Until Boaz can speak with the closer relative, he doesn't know how things will turn out. I imagine he didn't sleep for the rest of the night. Ruth probably didn't either. Naomi, waiting at home for news, likely tossed and turned on her bed all night. But the Lord is not worried. He isn't fretting and walking the floor. He knows the plans He has for Ruth and Boaz and those plans aren't threatened by anyone or anything. He providentially arranged for Ruth to glean in the fields of Boaz who just so happened to be close kin to her late husband's family. He arranged for the two of them to get to know each other and to come to respect and admire each other. Ruth has not met the closer kinsman redeemer and knows nothing about his character, nor does this man know anything about hers. The prospect of this stranger suddenly becoming her husband must have been a daunting prospect but, as always, Ruth trusts the Lord enough to leave everything in His hands. If it should turn out that this man wants to take on the role of kinsman redeemer, she trusts that the Lord is doing what is best for her. Boaz also trusts the Lord in this matter, even though I am certain he hopes the man will turn down the offer. But Boaz, because he cares for Ruth, wants the Lord's best for her even if that isn't him.

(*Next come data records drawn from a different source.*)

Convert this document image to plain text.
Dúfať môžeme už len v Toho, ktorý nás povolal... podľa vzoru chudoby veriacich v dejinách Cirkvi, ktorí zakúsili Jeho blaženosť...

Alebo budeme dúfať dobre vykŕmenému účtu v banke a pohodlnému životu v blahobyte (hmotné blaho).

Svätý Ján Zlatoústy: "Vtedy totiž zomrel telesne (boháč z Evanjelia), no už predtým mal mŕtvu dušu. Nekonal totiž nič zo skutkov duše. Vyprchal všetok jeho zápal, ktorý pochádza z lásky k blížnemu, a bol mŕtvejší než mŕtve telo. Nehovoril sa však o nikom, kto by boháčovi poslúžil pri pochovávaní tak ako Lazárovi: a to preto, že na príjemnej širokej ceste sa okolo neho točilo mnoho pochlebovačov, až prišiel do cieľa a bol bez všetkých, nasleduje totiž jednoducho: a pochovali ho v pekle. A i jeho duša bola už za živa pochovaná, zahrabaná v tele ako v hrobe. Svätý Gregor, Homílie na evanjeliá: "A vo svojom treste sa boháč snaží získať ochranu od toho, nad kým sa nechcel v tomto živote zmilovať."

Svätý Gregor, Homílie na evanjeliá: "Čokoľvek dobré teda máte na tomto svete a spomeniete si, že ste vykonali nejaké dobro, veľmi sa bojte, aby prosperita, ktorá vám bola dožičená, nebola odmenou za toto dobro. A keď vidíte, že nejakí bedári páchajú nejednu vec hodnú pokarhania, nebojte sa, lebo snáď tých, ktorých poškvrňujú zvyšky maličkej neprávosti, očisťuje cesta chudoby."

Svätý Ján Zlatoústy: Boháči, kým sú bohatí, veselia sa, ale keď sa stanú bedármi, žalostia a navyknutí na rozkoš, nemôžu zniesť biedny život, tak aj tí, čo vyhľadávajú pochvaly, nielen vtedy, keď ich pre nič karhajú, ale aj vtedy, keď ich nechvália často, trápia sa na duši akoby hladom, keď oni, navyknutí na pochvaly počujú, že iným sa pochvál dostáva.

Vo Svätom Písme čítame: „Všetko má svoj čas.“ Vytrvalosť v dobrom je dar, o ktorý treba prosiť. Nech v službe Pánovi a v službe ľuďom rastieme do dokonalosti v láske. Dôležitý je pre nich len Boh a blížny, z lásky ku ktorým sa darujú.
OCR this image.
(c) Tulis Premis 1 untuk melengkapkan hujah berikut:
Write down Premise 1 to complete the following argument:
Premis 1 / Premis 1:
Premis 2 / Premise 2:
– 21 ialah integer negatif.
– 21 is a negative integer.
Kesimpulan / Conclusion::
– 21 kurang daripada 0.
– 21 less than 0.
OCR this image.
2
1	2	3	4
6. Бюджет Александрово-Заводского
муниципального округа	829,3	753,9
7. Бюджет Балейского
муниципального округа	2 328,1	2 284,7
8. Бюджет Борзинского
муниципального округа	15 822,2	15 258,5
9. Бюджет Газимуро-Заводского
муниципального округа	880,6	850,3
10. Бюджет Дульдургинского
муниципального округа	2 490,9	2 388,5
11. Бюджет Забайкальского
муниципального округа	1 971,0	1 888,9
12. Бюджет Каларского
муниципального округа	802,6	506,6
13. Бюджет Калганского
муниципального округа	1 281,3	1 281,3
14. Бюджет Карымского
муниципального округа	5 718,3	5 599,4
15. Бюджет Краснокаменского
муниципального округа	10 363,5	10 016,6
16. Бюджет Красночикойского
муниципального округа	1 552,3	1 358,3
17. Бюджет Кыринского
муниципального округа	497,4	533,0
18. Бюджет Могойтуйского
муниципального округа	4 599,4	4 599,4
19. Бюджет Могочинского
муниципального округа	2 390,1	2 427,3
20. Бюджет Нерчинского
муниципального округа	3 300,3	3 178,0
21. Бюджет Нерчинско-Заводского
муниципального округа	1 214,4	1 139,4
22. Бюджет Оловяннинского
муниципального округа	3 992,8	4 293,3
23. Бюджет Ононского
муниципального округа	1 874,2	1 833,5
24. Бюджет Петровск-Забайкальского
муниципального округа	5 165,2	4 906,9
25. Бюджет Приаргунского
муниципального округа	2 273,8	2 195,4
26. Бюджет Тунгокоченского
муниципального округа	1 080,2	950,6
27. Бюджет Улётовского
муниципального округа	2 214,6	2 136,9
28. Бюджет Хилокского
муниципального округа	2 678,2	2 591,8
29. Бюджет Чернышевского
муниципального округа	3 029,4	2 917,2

There is no safer place to put ourselves than in the Lord's hands. There is no better way to live our lives than in an attitude of submission to His will for our lives. He knows everything that we don't. Ruth may not have grown up in the knowledge and fear of the God of Israel but she has committed herself to Him now. She didn't allow herself to be drawn into marriage by a young, good-looking, smooth-talking man. She didn't allow herself to be seduced by the thought of becoming the wife of some man wealthier than Boaz. She's allowing the Lord to choose her husband for her because she believes---rightly---that He knows best.